Он ослабил подпругу, сорвал пучок травы и умелой рукой обтер ею дымящиеся бока лошади.
– Зачем ты вылез? – зло спросил Константин. – Глупо обращать на себя внимание.
– Да я и не собирался, – быстро ответил Романо. – Просто когда я увидал этого актера, или нет, другого, тренера… ну вот, когда я увидал, что он собирается надеть на жеребца вторую узду и цепочку в придачу к трензелю, я не выдержал – ведь он бы ему весь рот разорвал.
– А тебе не кажется, что твой рот поважнее лошадиного? – спросил Константин с благодушием, которого отнюдь не испытывал.
– Ну конечно нет, – возразил Романо с хитрой усмешкой, – конечно нет, бедный мой господин! Конь для цыгана – дело святое, знаешь ли. Или тебе это неизвестно? Ты ведь всего лишь руми. Лошади, Сент-Мари-де-ля-Мер[22] да острые кинжалы – вот в чем истинная душа нашего племени!
Романо сорвал с шеи косынку, завязал ее наискось, через лоб, прикрыв ею один глаз, потом схватил руку Константина, словно решил прочесть по линиям ладони его судьбу, и затянул странную, дикую цыганскую песню. Константин в замешательстве вырвал руку: трудно было угадать, какая доля ностальгии примешивалась к шутовству, когда Романо проделывал свои цыганские фокусы.
– Перестань лизать мне руки, цыган несчастный, – огрызнулся Константин, пожимая плечами. – Я всего только и сделал, что спас тебя от верной смерти благодаря моим званиям и храбрости. Откровенно говоря, тебе должно быть стыдно за твои выходки, за то, что ты нарочно лезешь на рожон. Даже здесь доносчиков и соглядатаев хватает.
– Да ладно, – со смехом прервал его Романо, – еще неизвестно, что сейчас опаснее: скрываться или лезть на рожон. Не уверен, что первое лучше. Да и вообще, послушай, я же это не нарочно. Я провел отличный день. Не порть мне его.
Не дожидаясь ответа Константина, Романо отошел от него и постучался к Ванде. Она открыла ему – такая прелестная в сине-бежево-золотистом свитере, который подчеркивал ее собственные сине-бело-черные краски.
– Входите, – сказала она, – входите, прекрасный юноша! И вы, благородный старец, войдите тоже – выпьем капельку этого синтетического портвейна, который преподнес мне добрый господин Попеску. Романо, заведите патефон и поставьте для меня пластинку Эдит Пиаф, от которой я плачу горючими слезами. Входите, входите же!
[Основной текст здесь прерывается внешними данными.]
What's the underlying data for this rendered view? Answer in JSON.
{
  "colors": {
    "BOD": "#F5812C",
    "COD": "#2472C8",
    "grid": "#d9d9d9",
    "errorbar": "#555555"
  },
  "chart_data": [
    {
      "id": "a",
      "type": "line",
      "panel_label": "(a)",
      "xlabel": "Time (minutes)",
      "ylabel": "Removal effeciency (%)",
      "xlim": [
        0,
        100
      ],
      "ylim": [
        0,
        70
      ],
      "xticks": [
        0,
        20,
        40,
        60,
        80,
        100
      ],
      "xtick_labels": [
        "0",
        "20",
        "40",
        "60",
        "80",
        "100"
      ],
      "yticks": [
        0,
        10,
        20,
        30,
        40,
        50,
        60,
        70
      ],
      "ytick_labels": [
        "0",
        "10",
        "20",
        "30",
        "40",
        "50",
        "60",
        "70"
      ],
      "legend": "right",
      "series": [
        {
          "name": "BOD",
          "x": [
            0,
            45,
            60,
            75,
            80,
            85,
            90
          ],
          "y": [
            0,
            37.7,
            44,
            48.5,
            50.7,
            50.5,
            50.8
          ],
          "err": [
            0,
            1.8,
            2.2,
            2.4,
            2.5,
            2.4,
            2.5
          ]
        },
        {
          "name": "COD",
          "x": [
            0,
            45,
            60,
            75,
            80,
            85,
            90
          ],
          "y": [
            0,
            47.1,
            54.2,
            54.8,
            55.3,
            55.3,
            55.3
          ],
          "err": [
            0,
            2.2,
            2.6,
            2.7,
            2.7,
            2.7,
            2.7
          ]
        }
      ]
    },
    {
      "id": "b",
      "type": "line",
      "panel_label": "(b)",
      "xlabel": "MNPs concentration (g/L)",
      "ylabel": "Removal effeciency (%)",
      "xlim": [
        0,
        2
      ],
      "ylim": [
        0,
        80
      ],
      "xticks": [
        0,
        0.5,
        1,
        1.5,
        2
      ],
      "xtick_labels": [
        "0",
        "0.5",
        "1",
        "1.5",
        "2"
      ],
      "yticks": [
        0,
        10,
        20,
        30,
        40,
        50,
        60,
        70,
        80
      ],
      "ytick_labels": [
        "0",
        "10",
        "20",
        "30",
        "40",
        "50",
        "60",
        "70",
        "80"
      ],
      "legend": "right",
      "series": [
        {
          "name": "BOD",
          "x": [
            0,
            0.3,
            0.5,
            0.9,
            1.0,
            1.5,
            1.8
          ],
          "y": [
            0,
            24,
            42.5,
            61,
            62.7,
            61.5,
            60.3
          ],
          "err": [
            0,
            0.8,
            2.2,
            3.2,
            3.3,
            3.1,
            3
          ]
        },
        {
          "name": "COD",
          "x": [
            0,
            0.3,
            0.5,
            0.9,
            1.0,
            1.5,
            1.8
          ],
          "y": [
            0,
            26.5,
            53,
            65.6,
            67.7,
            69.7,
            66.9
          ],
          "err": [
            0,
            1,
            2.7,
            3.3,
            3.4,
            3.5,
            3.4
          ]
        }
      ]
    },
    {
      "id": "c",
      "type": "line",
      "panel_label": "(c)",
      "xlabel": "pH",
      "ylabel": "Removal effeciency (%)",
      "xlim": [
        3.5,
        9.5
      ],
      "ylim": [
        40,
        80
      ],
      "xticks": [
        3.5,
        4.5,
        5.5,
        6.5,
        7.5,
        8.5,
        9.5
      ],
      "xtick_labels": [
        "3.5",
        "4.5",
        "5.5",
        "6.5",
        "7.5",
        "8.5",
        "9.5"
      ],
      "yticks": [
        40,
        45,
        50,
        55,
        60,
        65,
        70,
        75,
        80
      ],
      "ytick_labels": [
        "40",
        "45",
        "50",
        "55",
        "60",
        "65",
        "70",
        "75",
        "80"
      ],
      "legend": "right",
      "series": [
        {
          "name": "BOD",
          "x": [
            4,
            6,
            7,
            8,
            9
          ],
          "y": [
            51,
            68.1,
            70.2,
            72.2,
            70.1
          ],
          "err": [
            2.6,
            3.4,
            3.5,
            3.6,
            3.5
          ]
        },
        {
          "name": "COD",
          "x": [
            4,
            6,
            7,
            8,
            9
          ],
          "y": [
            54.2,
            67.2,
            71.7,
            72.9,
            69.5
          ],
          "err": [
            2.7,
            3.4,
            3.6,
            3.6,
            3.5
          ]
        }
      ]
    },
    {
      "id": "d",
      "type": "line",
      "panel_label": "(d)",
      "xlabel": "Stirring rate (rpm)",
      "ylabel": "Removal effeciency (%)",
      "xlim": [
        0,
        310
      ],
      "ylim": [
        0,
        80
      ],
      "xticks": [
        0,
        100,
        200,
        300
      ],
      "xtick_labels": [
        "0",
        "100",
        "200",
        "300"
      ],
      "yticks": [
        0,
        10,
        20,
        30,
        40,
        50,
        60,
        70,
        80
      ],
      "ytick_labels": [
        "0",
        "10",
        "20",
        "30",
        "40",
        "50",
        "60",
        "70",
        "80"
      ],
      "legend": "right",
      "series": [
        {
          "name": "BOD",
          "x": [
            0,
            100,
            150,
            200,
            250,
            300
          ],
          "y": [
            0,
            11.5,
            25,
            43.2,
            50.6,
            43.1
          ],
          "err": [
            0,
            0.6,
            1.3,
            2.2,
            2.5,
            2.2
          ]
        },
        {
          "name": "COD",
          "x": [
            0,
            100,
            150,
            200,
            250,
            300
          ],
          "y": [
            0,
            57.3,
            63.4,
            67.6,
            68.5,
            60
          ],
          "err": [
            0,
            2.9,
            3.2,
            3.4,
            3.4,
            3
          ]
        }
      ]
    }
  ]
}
Константин последовал за Романо, удивляясь и радуясь дружескому согласию, связавшему два самых дорогих ему существа, которые смотрели друг на друга и робко и доверчиво, словно каждый из них был приручен другим. И это придавало изысканный привкус их отношениям – так, по крайней мере, казалось Константину. Романо завел патефон и поставил песню Пиаф; ее слова, довольно-таки бесхитростные, тем не менее вызывали у Константина мурашки на коже. Но Ванда позабыла, что хотела заплакать над ними.
– Романо, – говорила она между тем, – Романо, я видела в окно, как ты скачешь на коне, – ты был просто бесподобен. До чего же ты хорош верхом! Прекрасен, как бог! Ах, если бы ты и вправду играл Фабрицио, всю роль целиком, вместо этого несчастного Люсьена Мареля… нет, Марра – так, кажется? – уверяю тебя, мне бы это очень помогло. Ты что, не слышишь меня, Константин? Ты уверен, что не можешь отослать своего француза в родные пенаты и выкрасить волосы нашего юного друга в черный цвет или, вернее, восстановить их, ибо перекись в конце концов загубит его чудесную шевелюру? Ну-ка дай посмотреть, – обратилась она к Романо, который, опустившись перед ней на одно колено, словно перед королевой, подставил ей свои белокурые волосы – волосы, в который раз два дня назад высветленные рукой Константина.
– Вот ужас-то! – воскликнула Ванда. – Да ведь они станут ломкими, тонкими, сухими, ты их испортишь вконец! Нет, это просто недопустимо!
И она бросила на Константина исполненный упрека взгляд, который поверг его в смятение и заставил отвести глаза.
– Ладно, ладно, – проворчал он, – а скоро ли мы будем ужинать? Я голоден как волк.